Geen gedwongen winkelnering
Interessant is de vraag of de implementatie van het informatieplan ook in vier jaar zou zijn gerealiseerd in een gedecentraliseerde omgeving. Van der Werff is van oordeel dat een en ander dan veel trager zou zijn verlopen. "Toen indertijd concernbreed eenmaal was gekozen voor één standaardpakket voor de bedrijfskritische applicaties, was het logisch dat de eigen IT-afdeling deze ging implementeren. Nu is er geen sprake van gedwongen winkelnering. Wij zijn een profitcenter geworden dat met externe partijen moet concurreren. De business units kunnen zelf bepalen welke applicaties ze willen aanschaffen, met dien verstande dat hun beslissing uiteindelijk wel kan worden overruled door de directie." Met deze opmerking geeft Van der Werff impliciet aan dat vandaag de dag uit kostenoogpunt wellicht wèl voor concernbrede pakketten zou zijn gekozen, maar dat het besluitvormingstraject langer zou hebben geduurd.

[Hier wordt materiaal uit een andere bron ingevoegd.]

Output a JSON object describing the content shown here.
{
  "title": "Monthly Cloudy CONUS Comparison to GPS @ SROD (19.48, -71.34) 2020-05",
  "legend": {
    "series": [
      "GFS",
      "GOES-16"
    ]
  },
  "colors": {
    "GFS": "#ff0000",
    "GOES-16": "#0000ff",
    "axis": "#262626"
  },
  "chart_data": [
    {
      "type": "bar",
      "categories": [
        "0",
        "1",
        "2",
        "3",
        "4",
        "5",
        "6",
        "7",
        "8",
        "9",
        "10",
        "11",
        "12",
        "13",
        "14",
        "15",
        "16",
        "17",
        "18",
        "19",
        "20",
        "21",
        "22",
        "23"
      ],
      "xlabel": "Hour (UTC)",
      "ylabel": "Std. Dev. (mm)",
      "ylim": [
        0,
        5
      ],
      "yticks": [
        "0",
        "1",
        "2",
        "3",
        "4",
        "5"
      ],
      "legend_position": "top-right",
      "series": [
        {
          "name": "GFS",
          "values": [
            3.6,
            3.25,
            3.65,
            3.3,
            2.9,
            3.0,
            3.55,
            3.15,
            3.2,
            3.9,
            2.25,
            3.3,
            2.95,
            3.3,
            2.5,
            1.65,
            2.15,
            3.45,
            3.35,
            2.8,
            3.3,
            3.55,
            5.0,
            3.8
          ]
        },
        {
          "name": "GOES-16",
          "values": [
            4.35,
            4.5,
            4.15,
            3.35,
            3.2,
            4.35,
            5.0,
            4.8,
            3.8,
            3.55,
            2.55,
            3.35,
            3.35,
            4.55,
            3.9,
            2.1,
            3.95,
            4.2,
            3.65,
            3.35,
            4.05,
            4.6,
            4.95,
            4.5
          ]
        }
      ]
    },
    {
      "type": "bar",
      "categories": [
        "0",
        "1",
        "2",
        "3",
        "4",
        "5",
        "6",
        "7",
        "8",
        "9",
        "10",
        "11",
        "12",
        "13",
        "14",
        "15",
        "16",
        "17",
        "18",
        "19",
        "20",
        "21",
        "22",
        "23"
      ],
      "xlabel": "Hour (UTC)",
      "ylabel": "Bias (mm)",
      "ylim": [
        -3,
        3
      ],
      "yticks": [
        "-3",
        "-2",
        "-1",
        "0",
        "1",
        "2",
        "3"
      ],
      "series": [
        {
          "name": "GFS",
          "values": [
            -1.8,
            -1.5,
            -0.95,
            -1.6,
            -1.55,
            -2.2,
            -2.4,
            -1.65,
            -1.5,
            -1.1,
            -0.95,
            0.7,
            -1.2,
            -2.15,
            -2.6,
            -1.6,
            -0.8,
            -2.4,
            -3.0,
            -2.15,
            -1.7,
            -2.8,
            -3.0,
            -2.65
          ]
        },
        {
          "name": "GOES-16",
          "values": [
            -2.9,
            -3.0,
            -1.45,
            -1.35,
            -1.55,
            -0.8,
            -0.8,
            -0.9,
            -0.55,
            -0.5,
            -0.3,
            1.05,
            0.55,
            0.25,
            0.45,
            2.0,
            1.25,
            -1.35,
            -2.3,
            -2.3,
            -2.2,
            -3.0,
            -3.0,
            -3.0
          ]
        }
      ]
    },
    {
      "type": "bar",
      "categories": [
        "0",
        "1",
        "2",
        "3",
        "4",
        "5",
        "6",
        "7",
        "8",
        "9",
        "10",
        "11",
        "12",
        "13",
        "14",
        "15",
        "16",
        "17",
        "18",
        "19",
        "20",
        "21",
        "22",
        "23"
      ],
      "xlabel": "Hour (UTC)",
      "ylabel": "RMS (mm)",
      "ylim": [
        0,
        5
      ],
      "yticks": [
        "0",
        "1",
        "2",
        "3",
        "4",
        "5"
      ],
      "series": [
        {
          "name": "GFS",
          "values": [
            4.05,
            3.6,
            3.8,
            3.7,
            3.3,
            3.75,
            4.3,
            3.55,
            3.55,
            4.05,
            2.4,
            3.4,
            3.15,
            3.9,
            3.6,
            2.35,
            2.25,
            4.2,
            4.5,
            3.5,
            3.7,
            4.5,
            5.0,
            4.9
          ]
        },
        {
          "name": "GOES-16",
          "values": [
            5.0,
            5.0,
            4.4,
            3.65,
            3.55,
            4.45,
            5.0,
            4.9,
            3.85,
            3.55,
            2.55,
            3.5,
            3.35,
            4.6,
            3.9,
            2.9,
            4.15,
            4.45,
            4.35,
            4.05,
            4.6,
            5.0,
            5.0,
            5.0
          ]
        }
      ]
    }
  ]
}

Aan het standaardpakket Sap R/3 is niet gesleuteld. Aan Dispos en Position zijn enige manjaren besteed om de van oorsprong Duitse pakketten geschikt te maken voor de Nederlandse situatie. "Omdat geen ingrijpende wijzigingen zijn aangebracht in de pakketten, hebben we fors op de onderhoudskosten weten te besparen, ondermeer door een personeelsreductie op de afdeling Systeemontwikkeling. We hoeven immers bij de implementatie van nieuwe releases niet zoveel mankracht in te zetten om alle bedrijfseigen toevoegingen aan te passen", aldus Van der Werff.
Overigens geeft hij te kennen voorlopig weinig behoefte te hebben aan al te grote veranderingen. "Misschien dat we op termijn van Novell overgaan op Windows NT en dat de filialen via Isdn worden aangesloten. Een extern bureau moet binnenkort met een advies komen over onze toekomstige infrastructuur. Ik zoek nu een antwoord op de vraag hoe we straks op die ene betaalterminaal bij de kassa de bonte verzameling van pinpas-, chip- en klantkaarten moeten gaan verwerken. Wat onze primaire processen – inkoop, opslag en distributie – betreft, verkeren we in de prettige situatie dat we de ontwikkelingen rustig kunnen afwachten."
Deskundigheid in huis
Met die ontwikkelingen doelt Van der Werff op de pogingen die Sap in het werk stelt om het pakket Dispos te integreren in zijn eigen software. Dacos, de leverancier van Dispos, is twee jaar geleden door Sap overgenomen. Vanaf die tijd werken tientallen ontwikkelaars in Walldorf aan een nieuwe Sap R/3 Retail-versie. "Wat Sap nu als retail-oplossing op de markt brengt, is in mijn ogen nog niet goed genoeg. Pas bij versie 4.0 zullen de belangrijkste Dispos-functies in R/3 zijn ingebracht. Mijn verwachting is dat versie 4.0 ergens in 1998 uitkomt. Al met al gaan er voor ons nog zo’n vijf jaar overheen voordat ons huidige Dispos-systeem eventueel door Sap R/3 Retail zal zijn vervangen."
Van der Werff onderneemt inmiddels wel al pogingen om op korte termijn twee hbo’ers in dienst te krijgen. Het is de bedoeling dat zij zich volledig in beide pakketten gaan inwerken, zodat te zijner tijd de deskundigheid in huis is om Sap R/3 Retail te implementeren.